Saxton is among the customers conducting business with the DMV during a time of pandemic, as safety precautions are drastically changing the way the office operates. While waiting for his appointment on Thursday afternoon was somewhat frustrating because he needed to get his car legally on the road, he said he was generally pleased with the experience.
“They were really kind, very friendly,” he said of the DMV staff members who assisted him.
Due to the virus, the DMV limited certain transactions through the drive-through window and all others through appointment only, a move that might stay even after the pandemic is over, said County Clerk Elizabeth Larkin.
“The appointment system is going very well and the majority of customers have provided overwhelming positive support,” she said in an email Thursday afternoon.
She said Gov. Andrew Cuomo has extended his executive order requiring an appointment-only system to continue until Oct. 11 but because of the positive response in Cortland County, “we will continue by appointment.”
Larkin also said she is now seeing people from other counties.
“Soon, I will allow all transactions every day,” she said. “Currently we do license-related transactions on Monday, Wednesday and Friday and all other transactions on Tuesday and Thursdays. Dealers will continue to be served from 3:30 p.m to 4:30 p.m. each day.”
However, the closure of the DMV for a short time during the pandemic has caused the county to lose over $100,000 in revenue that Larkin doesn’t believe can be made back up.
Between January 2019 and September 19, 2019 the DMV made just over $349,260. In the same time period this year it made about $238,250.
“At this point, we are working at maximum capacity and I do not see a way to recoup the money lost after being closed for a number of weeks or at least having had services drastically diminished,” she said. “In Cortland, we continued to process anything we could.”

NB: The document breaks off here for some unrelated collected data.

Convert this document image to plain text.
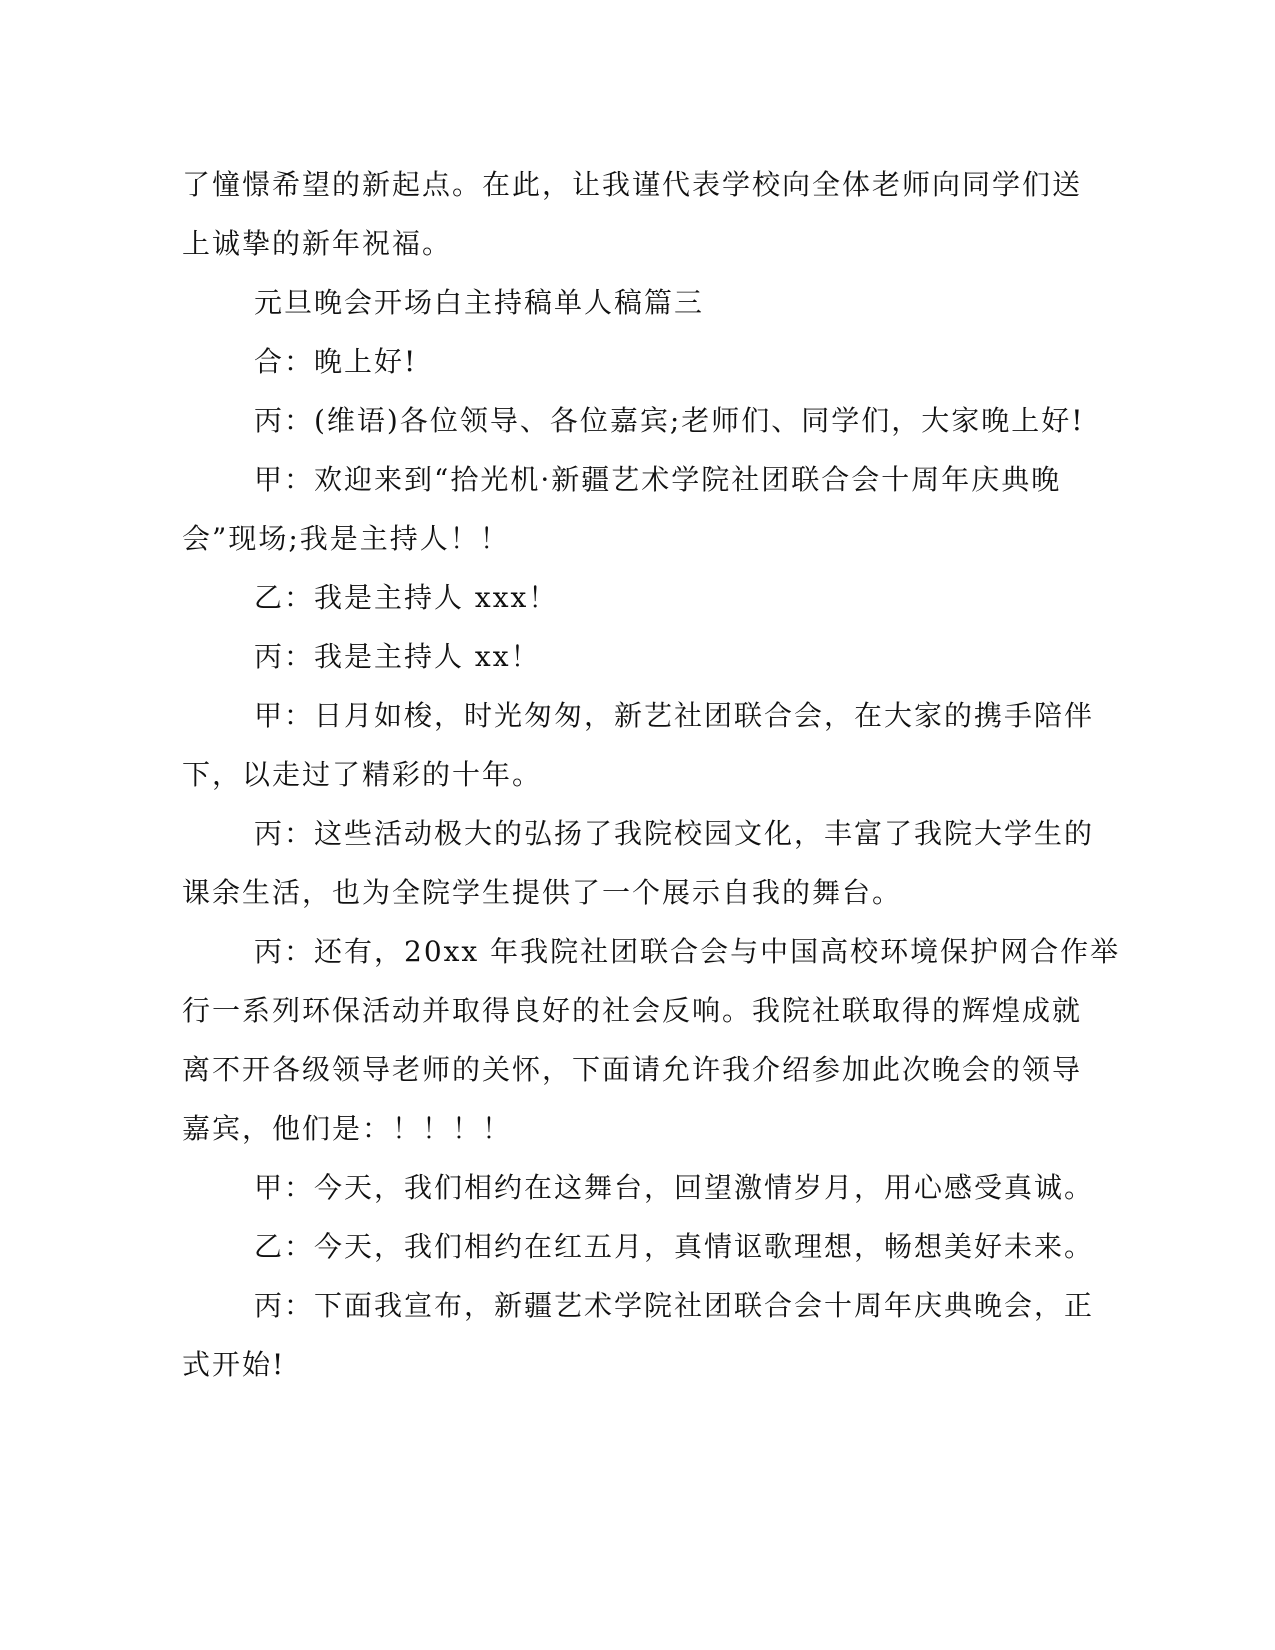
了憧憬希望的新起点。在此，让我谨代表学校向全体老师向同学们送
上诚挚的新年祝福。
元旦晚会开场白主持稿单人稿篇三
合：晚上好!
丙：(维语)各位领导、各位嘉宾;老师们、同学们，大家晚上好!
甲：欢迎来到“拾光机·新疆艺术学院社团联合会十周年庆典晚
会”现场;我是主持人！！
乙：我是主持人 xxx！
丙：我是主持人 xx！
甲：日月如梭，时光匆匆，新艺社团联合会，在大家的携手陪伴
下，以走过了精彩的十年。
丙：这些活动极大的弘扬了我院校园文化，丰富了我院大学生的
课余生活，也为全院学生提供了一个展示自我的舞台。
丙：还有，20xx 年我院社团联合会与中国高校环境保护网合作举
行一系列环保活动并取得良好的社会反响。我院社联取得的辉煌成就
离不开各级领导老师的关怀，下面请允许我介绍参加此次晚会的领导
嘉宾，他们是：！！！！
甲：今天，我们相约在这舞台，回望激情岁月，用心感受真诚。
乙：今天，我们相约在红五月，真情讴歌理想，畅想美好未来。
丙：下面我宣布，新疆艺术学院社团联合会十周年庆典晚会，正
式开始!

In the past, the DMV has been able to cover the cost of its services with the revenue it generated. In 2018, the DMV generated almost $724,000 in revenue, with expenses of almost $455,000 — a profit of about $269,000. In 2019, the projected profit was over $293,200.

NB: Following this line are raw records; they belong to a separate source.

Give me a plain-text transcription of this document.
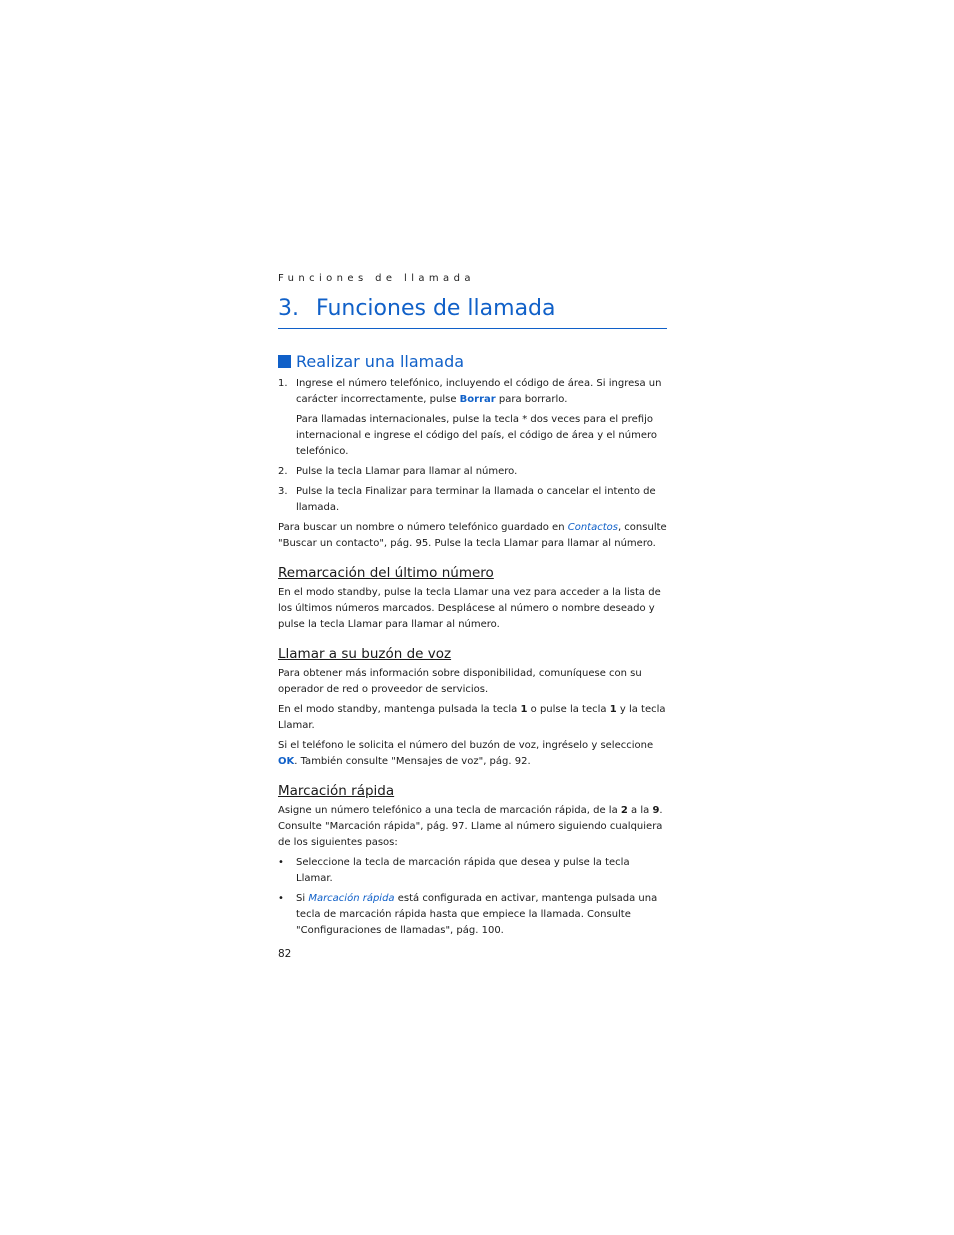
Funciones de llamada
3. Funciones de llamada
Realizar una llamada
1. Ingrese el número telefónico, incluyendo el código de área. Si ingresa un carácter incorrectamente, pulse Borrar para borrarlo.

Para llamadas internacionales, pulse la tecla * dos veces para el prefijo internacional e ingrese el código del país, el código de área y el número telefónico.

2. Pulse la tecla Llamar para llamar al número.
3. Pulse la tecla Finalizar para terminar la llamada o cancelar el intento de llamada.

Para buscar un nombre o número telefónico guardado en Contactos, consulte "Buscar un contacto", pág. 95. Pulse la tecla Llamar para llamar al número.

Remarcación del último número

En el modo standby, pulse la tecla Llamar una vez para acceder a la lista de los últimos números marcados. Desplácese al número o nombre deseado y pulse la tecla Llamar para llamar al número.

Llamar a su buzón de voz

Para obtener más información sobre disponibilidad, comuníquese con su operador de red o proveedor de servicios.

En el modo standby, mantenga pulsada la tecla 1 o pulse la tecla 1 y la tecla Llamar.

Si el teléfono le solicita el número del buzón de voz, ingréselo y seleccione OK. También consulte "Mensajes de voz", pág. 92.

Marcación rápida

Asigne un número telefónico a una tecla de marcación rápida, de la 2 a la 9. Consulte "Marcación rápida", pág. 97. Llame al número siguiendo cualquiera de los siguientes pasos:

• Seleccione la tecla de marcación rápida que desea y pulse la tecla Llamar.
• Si Marcación rápida está configurada en activar, mantenga pulsada una tecla de marcación rápida hasta que empiece la llamada. Consulte "Configuraciones de llamadas", pág. 100.
82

But the phone continues to ring off the hook at the office, a challenge Larkin said she hasn’t managed to resolve yet. The county projected generating $746,000 in revenue in 2020, but costs to run the DMV rose to about $523,500, meaning they would see a profit of about $222,500.

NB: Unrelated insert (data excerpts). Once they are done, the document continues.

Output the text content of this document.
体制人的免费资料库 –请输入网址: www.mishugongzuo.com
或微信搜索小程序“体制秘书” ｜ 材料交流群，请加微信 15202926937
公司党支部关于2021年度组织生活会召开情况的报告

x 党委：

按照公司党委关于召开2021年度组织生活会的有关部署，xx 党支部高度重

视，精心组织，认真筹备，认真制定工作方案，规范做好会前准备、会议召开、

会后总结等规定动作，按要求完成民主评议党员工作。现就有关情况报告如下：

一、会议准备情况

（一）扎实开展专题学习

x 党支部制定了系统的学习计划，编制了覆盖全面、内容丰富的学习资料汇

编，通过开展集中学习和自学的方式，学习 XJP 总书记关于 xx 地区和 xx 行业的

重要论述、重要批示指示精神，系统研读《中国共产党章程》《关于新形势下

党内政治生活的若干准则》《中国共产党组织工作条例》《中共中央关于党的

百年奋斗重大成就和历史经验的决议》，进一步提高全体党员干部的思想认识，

“While we strive to help everyone, there are rules that we must abide by that are instituted by NYS (New York state) and required paperwork is needed to process each transaction,”
Larkin said. “We have recently added two very good employees to our excellent staff and look forward to being able to conduct more transactions each day very soon. Both new employees are learning quickly and eventually the length of time to make an appointment will diminish as more transactions will be processed each day.”